New York Times gazetesi, Kaşıkçı olayından dolayı Suudi Arabistan'ın suçlanmasının, gelecek ayın başında İran'a sert yaptırımlar planlayan ABD'nin stratejilerini tehlikeye attığına dair...
New York Times gazetesi, Kaşıkçı olayından dolayı Suudi Arabistan'ın suçlanmasının, gelecek ayın başında İran'a sert yaptırımlar planlayan ABD'nin stratejilerini tehlikeye attığına dair endişeler bulunduğunu yazdı.
Gazetenin görüşlerine yer verdiği uzmanlar, ABD ve Suudi Arabistan yönetimlerinin hedefinin "Kaşıkçı'nın ortadan kaybolmasında Suudi rolünü gazete başlıklarından çekerek tekrar İran'a odaklanmak" olduğunu söyledi.
Barack Obama'ya Beyaz Saray'da nükleer konularda danışmanlık yapan Gary Samore, "Muhammed bin Selman'ın, Kaşıkçı hakkında emir verdiğine dair haberlerle devam edemezler.

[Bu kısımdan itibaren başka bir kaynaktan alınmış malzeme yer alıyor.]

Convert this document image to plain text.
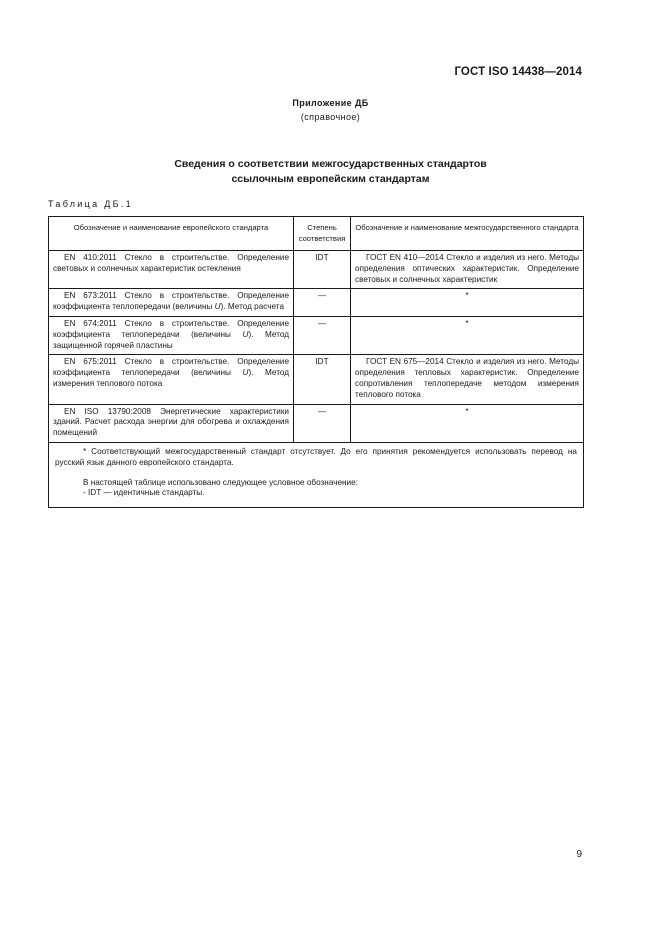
ГОСТ ISO 14438—2014
Приложение ДБ
(справочное)
Сведения о соответствии межгосударственных стандартов
ссылочным европейским стандартам
Таблица ДБ.1
Обозначение и наименование европейского стандарта	Степень соответствия	Обозначение и наименование межгосударственного стандарта
EN 410:2011 Стекло в строительстве. Определение световых и солнечных характеристик остекления	IDT	ГОСТ EN 410—2014 Стекло и изделия из него. Методы определения оптических характеристик. Определение световых и солнечных характеристик
EN 673:2011 Стекло в строительстве. Определение коэффициента теплопередачи (величины U). Метод расчета	—	*
EN 674:2011 Стекло в строительстве. Определение коэффициента теплопередачи (величины U). Метод защищенной горячей пластины	—	*
EN 675:2011 Стекло в строительстве. Определение коэффициента теплопередачи (величины U). Метод измерения теплового потока	IDT	ГОСТ EN 675—2014 Стекло и изделия из него. Методы определения тепловых характеристик. Определение сопротивления теплопередаче методом измерения теплового потока
EN ISO 13790:2008 Энергетические характеристики зданий. Расчет расхода энергии для обогрева и охлаждения помещений	—	*

* Соответствующий межгосударственный стандарт отсутствует. До его принятия рекомендуется использовать перевод на русский язык данного европейского стандарта.

В настоящей таблице использовано следующее условное обозначение:

- IDT — идентичные стандарты.		

9
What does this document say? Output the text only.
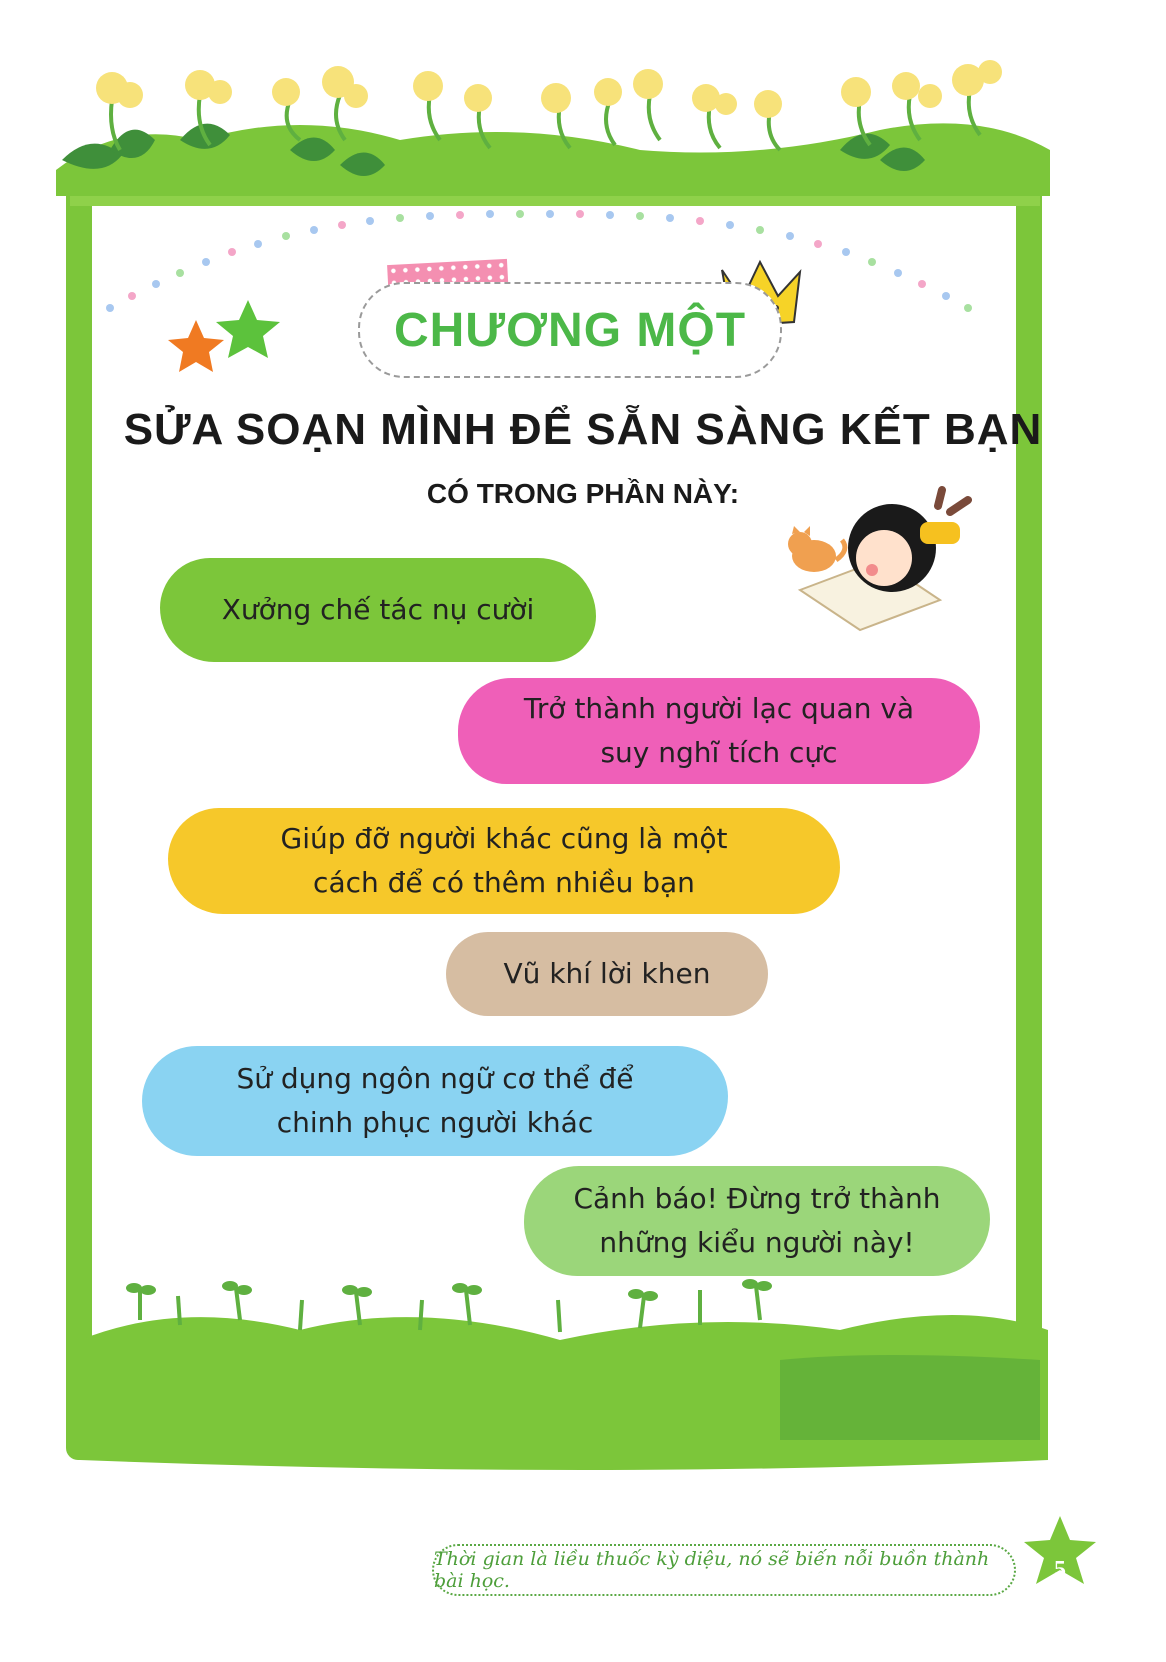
CHƯƠNG MỘT
SỬA SOẠN MÌNH ĐỂ SẴN SÀNG KẾT BẠN
CÓ TRONG PHẦN NÀY:
Xưởng chế tác nụ cười
Trở thành người lạc quan và
suy nghĩ tích cực
Giúp đỡ người khác cũng là một
cách để có thêm nhiều bạn
Vũ khí lời khen
Sử dụng ngôn ngữ cơ thể để
chinh phục người khác
Cảnh báo! Đừng trở thành
những kiểu người này!
Thời gian là liều thuốc kỳ diệu, nó sẽ biến nỗi buồn thành bài học.	5
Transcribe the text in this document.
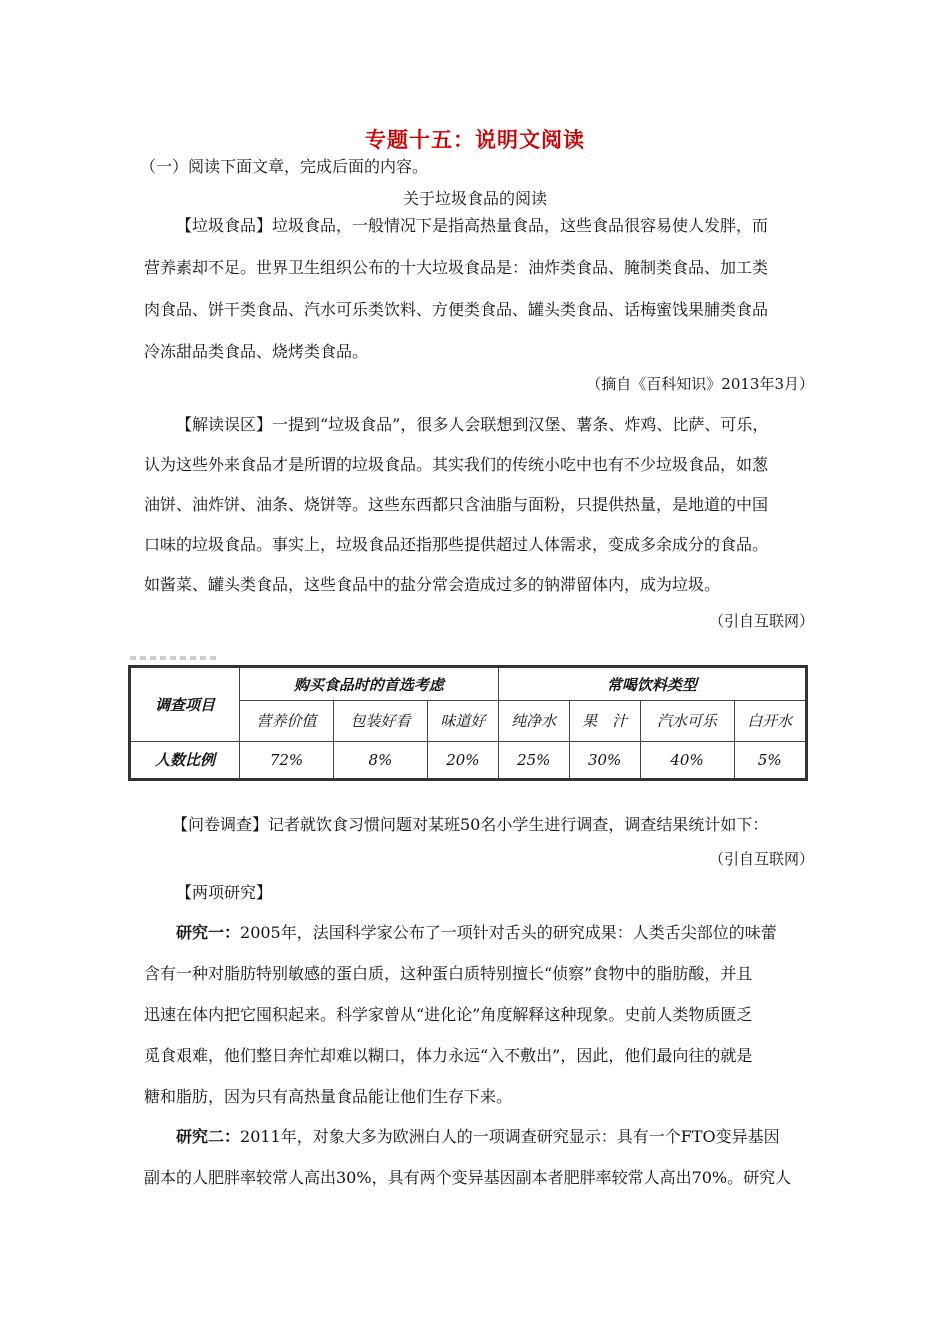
专题十五：说明文阅读
（一）阅读下面文章，完成后面的内容。
关于垃圾食品的阅读
【垃圾食品】垃圾食品，一般情况下是指高热量食品，这些食品很容易使人发胖，而
营养素却不足。世界卫生组织公布的十大垃圾食品是：油炸类食品、腌制类食品、加工类
肉食品、饼干类食品、汽水可乐类饮料、方便类食品、罐头类食品、话梅蜜饯果脯类食品
冷冻甜品类食品、烧烤类食品。
（摘自《百科知识》2013年3月）
【解读误区】一提到“垃圾食品”，很多人会联想到汉堡、薯条、炸鸡、比萨、可乐，
认为这些外来食品才是所谓的垃圾食品。其实我们的传统小吃中也有不少垃圾食品，如葱
油饼、油炸饼、油条、烧饼等。这些东西都只含油脂与面粉，只提供热量，是地道的中国
口味的垃圾食品。事实上，垃圾食品还指那些提供超过人体需求，变成多余成分的食品。
如酱菜、罐头类食品，这些食品中的盐分常会造成过多的钠滞留体内，成为垃圾。
（引自互联网）
调查项目	购买食品时的首选考虑			常喝饮料类型			
	营养价值	包装好看	味道好	纯净水	果　汁	汽水可乐	白开水
人数比例	72%	8%	20%	25%	30%	40%	5%
【问卷调查】记者就饮食习惯问题对某班50名小学生进行调查，调查结果统计如下：
（引自互联网）
【两项研究】
研究一：2005年，法国科学家公布了一项针对舌头的研究成果：人类舌尖部位的味蕾
含有一种对脂肪特别敏感的蛋白质，这种蛋白质特别擅长“侦察”食物中的脂肪酸，并且
迅速在体内把它囤积起来。科学家曾从“进化论”角度解释这种现象。史前人类物质匮乏
觅食艰难，他们整日奔忙却难以糊口，体力永远“入不敷出”，因此，他们最向往的就是
糖和脂肪，因为只有高热量食品能让他们生存下来。
研究二：2011年，对象大多为欧洲白人的一项调查研究显示：具有一个FTO变异基因
副本的人肥胖率较常人高出30%，具有两个变异基因副本者肥胖率较常人高出70%。研究人
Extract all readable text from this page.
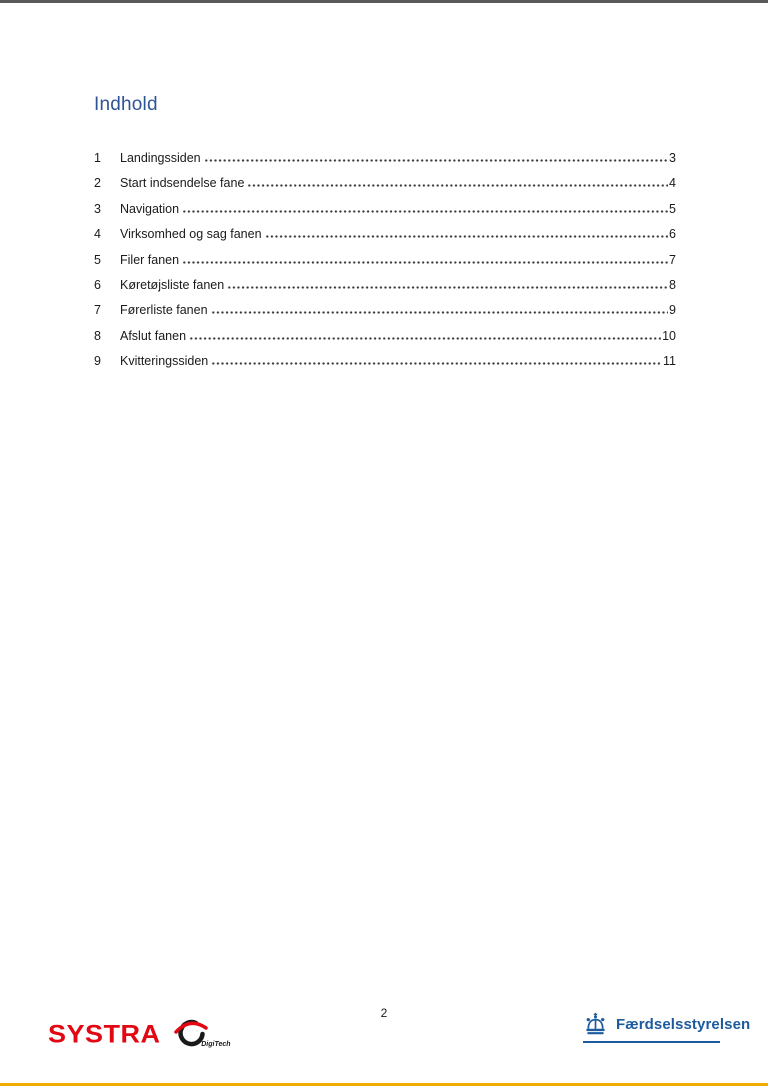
Indhold
1	Landingssiden	3
2	Start indsendelse fane	4
3	Navigation	5
4	Virksomhed og sag fanen	6
5	Filer fanen	7
6	Køretøjsliste fanen	8
7	Førerliste fanen	9
8	Afslut fanen	10
9	Kvitteringssiden	11
2
SYSTRA	DigiTech
Færdselsstyrelsen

Bu emir yanlış sonuçlandı ya da serseri bir operasyon gibi daha kabul edilebilir bir hikâye bulmak zorundalar" ifadelerini kullandı.
Trump da zaten hikâyeler uydurmaya başladı... Öyle ki, Selman'ın adamları tarafından işlenen vahşi cinayetle ilgili, "Belki serseri katiller Kaşıkçı'yı öldürmüş olabilir" diyebildi!
***
Burada her gazetecinin ilgilenmesi gereken bir ifade var! Amerikalı uzmanlar, dünyayı sarsan bir olayın makul bir hikâye uydurularak gazete başlıklarından çekilebileceğini söylüyor. Buradan ABD'de basın hürriyetinin ne durumda olduğu anlaşılıyor. Devletin istihbarat güçleri ve tarikatlar tarafından yönlendirilen ABD basını, hikâye uydurmak ve yayınlamakla görevli anlaşılan!